2022年夏の京博特別展は河内長野の霊地にスポットを当てた展示会だった。観心寺と金剛寺展といっても差支えがない内容となっている。
展示は2階と1階で完結。3階は関係のない展示であった。ショーケース内にも解説や写真が展示したいたことから、展示数が少なさを隠す工夫が随所にあった。その分、入場料が1200円と、値上がりする一方の特別展料金の中ではリーズナブルだった。
内容は価格以上のものとなっていた。両寺にも宝物を見せる施設はあるものの、あまり大きくないため選ばれた一部しか見ることができない。今回は現地に行っても見ることができないものも多く、テーマに沿った展示ならではの陳列もあり、楽しむことが出来た。
ここに登場している寺宝たちを紹介する意味でも、最初に展示していたのが国宝・観心寺勘録縁起資財帳だ。観心寺のお宝たちを書き記したもので、無味乾燥な資料となっている。美術的価値は皆無に等しい資材帳だが、歴史を紐解く意味では一級品の資料である。資材帳が書かれた当時、蒐集された貴重な品々が羅列されていて、それが現在まで伝わっているものも多くある。霊地に相応しい品が揃っていることを裏付けている。

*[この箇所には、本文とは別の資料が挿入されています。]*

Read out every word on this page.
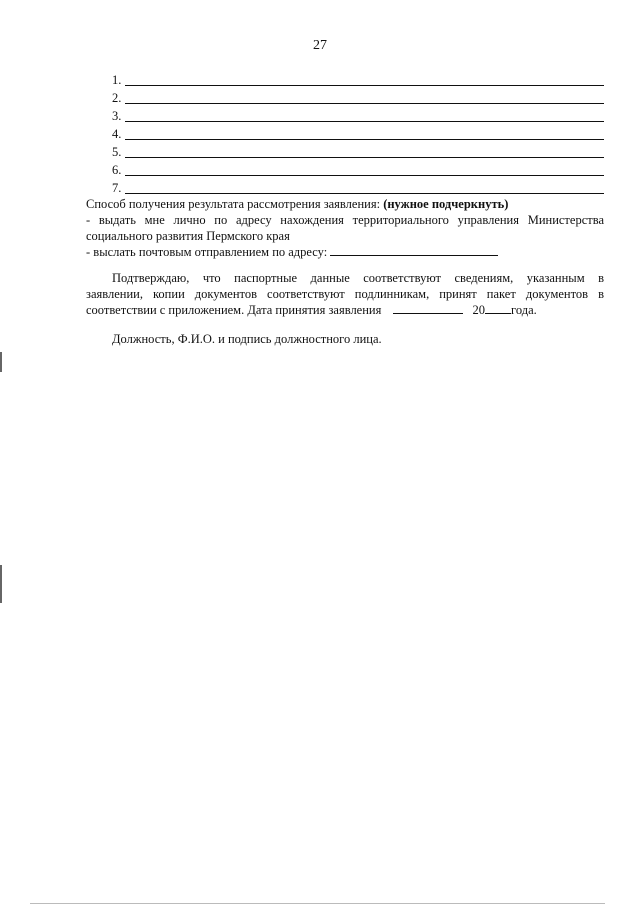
27
1.
2.
3.
4.
5.
6.
7.
Способ получения результата рассмотрения заявления: (нужное подчеркнуть)
- выдать мне лично по адресу нахождения территориального управления Министерства
социального развития Пермского края
- выслать почтовым отправлением по адресу:
Подтверждаю, что паспортные данные соответствуют сведениям, указанным в
заявлении, копии документов соответствуют подлинникам, принят пакет документов в
соответствии с приложением. Дата принятия заявления	20 года.
Должность, Ф.И.О. и подпись должностного лица.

さて、資材帳の国宝は4点あるが、どれも見た目は普通の書類のため頻繁に展示されない。企画にあった時のみの出品になるので、いつ展示されるか分からないので、見逃すと長い年月を待たなければならない。その意味では今回の展示会は国宝に関しては資財帳を見せるための企画と言っても言い過ぎではない。